The wetland constructed at this site was built by the New York State Department of Transportation Cooperation with Palisades Interstate Park Commission -- Office Of Parks and Recreation and Historic Preservation, New York State Department of Environmental Conservation and the United States Army Corp’s of Engineers. The five acres of wetlands constructed were built as compensatory mitigation wetlands impacted by the I87 and Exit 126 interchange project in Chester, located approximately three miles west of this site. Ideally wetland impacts are mitigated for on-site, meaning education or continuous take US to existing wetlands that were impacted. However, many site constraints at the project location prohibited on site wetland mitigation. As a result of an agreement reached that allowed for off-site wetland mitigation, the wetlands impact at the project site and the wetland mitigation area constructed this site are both in the watershed of the Moodna Creek.

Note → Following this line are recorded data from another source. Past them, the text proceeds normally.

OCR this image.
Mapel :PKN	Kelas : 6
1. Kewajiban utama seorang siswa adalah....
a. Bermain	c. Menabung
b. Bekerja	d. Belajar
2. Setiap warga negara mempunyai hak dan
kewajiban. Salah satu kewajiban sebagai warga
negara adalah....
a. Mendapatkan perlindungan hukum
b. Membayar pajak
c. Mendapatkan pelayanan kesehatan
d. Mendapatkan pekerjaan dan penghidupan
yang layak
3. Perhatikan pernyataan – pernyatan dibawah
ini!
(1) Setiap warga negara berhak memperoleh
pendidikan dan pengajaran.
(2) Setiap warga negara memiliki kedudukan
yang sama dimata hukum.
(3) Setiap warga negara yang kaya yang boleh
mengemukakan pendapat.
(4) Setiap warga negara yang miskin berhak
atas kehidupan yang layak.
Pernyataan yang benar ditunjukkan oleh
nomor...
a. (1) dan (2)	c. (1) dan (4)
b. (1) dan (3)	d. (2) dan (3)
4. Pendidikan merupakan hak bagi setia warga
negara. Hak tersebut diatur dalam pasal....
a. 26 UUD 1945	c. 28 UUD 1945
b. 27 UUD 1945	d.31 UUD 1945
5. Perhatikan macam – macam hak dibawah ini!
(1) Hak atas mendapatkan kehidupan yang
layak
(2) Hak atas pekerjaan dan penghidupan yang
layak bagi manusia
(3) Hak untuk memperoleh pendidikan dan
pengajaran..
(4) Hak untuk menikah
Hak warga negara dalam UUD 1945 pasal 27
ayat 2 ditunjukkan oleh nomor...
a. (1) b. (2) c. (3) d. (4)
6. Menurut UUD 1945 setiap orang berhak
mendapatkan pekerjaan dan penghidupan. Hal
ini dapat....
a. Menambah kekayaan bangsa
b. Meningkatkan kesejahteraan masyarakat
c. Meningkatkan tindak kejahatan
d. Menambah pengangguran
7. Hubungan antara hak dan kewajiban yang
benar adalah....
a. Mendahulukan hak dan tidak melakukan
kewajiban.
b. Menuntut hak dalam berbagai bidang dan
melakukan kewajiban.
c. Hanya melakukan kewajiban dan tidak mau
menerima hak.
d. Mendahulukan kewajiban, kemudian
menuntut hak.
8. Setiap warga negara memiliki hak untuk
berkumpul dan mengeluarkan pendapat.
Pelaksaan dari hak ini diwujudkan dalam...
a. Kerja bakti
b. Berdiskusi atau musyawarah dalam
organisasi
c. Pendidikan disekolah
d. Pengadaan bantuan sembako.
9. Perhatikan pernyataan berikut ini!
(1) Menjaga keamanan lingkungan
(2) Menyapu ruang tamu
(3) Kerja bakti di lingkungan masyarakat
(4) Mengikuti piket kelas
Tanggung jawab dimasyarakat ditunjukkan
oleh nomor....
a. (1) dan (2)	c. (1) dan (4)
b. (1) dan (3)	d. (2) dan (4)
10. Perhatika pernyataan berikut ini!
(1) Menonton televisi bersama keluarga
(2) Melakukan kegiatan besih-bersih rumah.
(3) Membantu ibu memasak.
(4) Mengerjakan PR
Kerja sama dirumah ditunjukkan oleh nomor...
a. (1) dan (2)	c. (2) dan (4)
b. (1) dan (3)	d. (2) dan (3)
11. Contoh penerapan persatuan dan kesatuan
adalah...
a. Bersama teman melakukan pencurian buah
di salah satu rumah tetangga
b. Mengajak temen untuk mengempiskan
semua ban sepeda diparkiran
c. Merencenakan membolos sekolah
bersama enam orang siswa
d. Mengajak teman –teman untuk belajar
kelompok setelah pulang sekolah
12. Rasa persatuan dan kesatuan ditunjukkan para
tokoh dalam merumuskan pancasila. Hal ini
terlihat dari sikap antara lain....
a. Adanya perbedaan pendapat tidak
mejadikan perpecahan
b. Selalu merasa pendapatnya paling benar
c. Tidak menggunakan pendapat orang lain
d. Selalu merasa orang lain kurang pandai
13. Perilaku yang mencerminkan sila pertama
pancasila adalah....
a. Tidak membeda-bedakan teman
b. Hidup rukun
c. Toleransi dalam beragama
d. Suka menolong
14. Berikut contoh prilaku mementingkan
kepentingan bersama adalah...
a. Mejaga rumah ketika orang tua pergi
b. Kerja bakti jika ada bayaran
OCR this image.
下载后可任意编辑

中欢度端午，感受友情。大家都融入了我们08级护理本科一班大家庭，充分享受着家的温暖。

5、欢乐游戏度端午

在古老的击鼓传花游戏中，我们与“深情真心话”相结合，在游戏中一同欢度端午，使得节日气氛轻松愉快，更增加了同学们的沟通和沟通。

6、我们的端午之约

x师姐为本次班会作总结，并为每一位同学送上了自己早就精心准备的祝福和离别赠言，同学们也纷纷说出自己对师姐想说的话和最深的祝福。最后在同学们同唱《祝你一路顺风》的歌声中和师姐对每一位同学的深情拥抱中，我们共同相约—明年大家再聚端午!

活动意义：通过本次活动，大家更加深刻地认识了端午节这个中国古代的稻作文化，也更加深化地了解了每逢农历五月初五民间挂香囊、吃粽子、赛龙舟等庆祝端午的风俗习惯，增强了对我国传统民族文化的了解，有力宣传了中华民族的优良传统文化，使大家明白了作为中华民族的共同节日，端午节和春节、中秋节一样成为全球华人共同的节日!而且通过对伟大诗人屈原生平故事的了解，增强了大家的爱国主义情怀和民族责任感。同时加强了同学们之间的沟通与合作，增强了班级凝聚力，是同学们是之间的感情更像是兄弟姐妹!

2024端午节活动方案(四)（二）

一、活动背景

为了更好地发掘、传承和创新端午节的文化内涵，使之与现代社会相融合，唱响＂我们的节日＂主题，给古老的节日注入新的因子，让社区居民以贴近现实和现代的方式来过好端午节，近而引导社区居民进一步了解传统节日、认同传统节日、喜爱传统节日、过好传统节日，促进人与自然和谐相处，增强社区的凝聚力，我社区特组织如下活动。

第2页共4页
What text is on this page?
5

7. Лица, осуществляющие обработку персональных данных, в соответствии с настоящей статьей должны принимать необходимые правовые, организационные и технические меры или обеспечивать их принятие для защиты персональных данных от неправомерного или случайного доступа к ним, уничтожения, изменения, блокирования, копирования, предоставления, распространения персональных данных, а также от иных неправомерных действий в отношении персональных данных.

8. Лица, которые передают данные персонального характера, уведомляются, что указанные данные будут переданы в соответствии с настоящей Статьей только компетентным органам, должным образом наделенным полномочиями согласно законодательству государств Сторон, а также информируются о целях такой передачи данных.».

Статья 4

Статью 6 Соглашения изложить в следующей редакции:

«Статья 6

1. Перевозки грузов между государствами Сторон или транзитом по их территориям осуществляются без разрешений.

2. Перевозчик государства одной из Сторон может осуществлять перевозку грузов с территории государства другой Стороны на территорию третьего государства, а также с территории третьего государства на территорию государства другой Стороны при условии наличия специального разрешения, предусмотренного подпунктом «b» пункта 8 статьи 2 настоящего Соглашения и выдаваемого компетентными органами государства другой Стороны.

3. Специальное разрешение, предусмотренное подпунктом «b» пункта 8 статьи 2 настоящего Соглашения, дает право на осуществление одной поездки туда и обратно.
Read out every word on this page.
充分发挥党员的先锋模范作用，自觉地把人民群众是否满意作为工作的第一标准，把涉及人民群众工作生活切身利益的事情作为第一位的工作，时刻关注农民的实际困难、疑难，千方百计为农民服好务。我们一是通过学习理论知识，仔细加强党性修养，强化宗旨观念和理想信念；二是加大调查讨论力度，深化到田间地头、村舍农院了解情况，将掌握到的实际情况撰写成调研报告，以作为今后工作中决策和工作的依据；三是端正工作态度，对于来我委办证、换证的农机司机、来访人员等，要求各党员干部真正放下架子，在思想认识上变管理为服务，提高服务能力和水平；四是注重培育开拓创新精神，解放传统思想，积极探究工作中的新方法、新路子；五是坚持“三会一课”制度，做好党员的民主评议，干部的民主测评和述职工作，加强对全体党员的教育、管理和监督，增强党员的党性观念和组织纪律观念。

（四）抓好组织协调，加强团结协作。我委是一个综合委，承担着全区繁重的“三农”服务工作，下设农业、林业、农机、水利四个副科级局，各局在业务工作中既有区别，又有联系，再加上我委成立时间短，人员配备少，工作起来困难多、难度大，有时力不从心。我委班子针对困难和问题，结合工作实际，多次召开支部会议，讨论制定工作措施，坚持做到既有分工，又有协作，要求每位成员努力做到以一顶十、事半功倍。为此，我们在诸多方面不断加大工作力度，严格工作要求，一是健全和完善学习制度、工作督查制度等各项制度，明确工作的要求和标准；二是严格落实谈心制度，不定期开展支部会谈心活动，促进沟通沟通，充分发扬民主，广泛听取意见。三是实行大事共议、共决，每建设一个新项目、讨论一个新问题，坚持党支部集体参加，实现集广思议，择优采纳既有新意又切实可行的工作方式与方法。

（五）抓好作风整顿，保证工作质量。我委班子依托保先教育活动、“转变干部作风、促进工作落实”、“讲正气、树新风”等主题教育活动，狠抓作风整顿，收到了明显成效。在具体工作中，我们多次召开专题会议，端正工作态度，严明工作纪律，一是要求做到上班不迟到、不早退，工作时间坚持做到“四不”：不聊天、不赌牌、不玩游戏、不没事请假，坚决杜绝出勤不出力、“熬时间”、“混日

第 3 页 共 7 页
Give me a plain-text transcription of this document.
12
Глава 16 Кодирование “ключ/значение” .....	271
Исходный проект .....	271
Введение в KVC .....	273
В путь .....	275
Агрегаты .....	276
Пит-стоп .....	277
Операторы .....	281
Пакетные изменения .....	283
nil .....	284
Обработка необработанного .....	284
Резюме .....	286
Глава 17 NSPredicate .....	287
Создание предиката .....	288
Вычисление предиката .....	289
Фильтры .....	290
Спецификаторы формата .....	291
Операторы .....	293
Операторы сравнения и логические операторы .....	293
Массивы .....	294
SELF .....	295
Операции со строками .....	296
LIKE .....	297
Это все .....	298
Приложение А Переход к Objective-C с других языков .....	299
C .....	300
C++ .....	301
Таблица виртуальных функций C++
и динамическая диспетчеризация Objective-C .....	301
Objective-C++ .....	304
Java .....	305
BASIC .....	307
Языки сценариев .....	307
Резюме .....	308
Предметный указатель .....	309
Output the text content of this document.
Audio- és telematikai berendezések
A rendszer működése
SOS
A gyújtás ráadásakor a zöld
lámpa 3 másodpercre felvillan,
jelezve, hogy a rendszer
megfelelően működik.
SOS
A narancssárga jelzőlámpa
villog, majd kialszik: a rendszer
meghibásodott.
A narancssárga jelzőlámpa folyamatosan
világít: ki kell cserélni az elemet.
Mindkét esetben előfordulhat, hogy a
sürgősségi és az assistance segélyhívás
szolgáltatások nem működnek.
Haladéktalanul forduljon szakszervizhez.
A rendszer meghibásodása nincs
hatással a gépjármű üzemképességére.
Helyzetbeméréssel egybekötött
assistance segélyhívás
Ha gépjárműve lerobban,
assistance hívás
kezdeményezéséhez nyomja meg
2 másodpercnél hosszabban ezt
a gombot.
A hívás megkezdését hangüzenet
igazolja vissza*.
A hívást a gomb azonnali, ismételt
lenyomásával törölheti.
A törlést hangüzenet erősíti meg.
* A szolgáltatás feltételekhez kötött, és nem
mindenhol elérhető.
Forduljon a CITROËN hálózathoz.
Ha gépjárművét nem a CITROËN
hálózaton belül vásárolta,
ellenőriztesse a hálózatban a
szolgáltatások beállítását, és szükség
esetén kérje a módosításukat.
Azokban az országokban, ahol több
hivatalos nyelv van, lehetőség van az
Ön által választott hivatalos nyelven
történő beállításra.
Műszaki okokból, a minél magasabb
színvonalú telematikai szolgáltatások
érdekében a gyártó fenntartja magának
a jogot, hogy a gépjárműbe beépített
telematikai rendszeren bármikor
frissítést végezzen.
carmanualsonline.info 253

The wetland mitigation area is built adjacent to 108 arce [sic] state regulated wetlands which also serves as floodplain for Seely Brook. Research done during the design indicates that the wetland system was part of a larger wetland system and was filled in at some point in the past. The new wetland system was designed to be a primarily Emergent Wetland, typically having saturated soils or up to 18” of standing water for a majority of the time.

Marker is on New York Route 17M 2.3 miles east of Kings Highway (County Route 13), on the right when traveling east.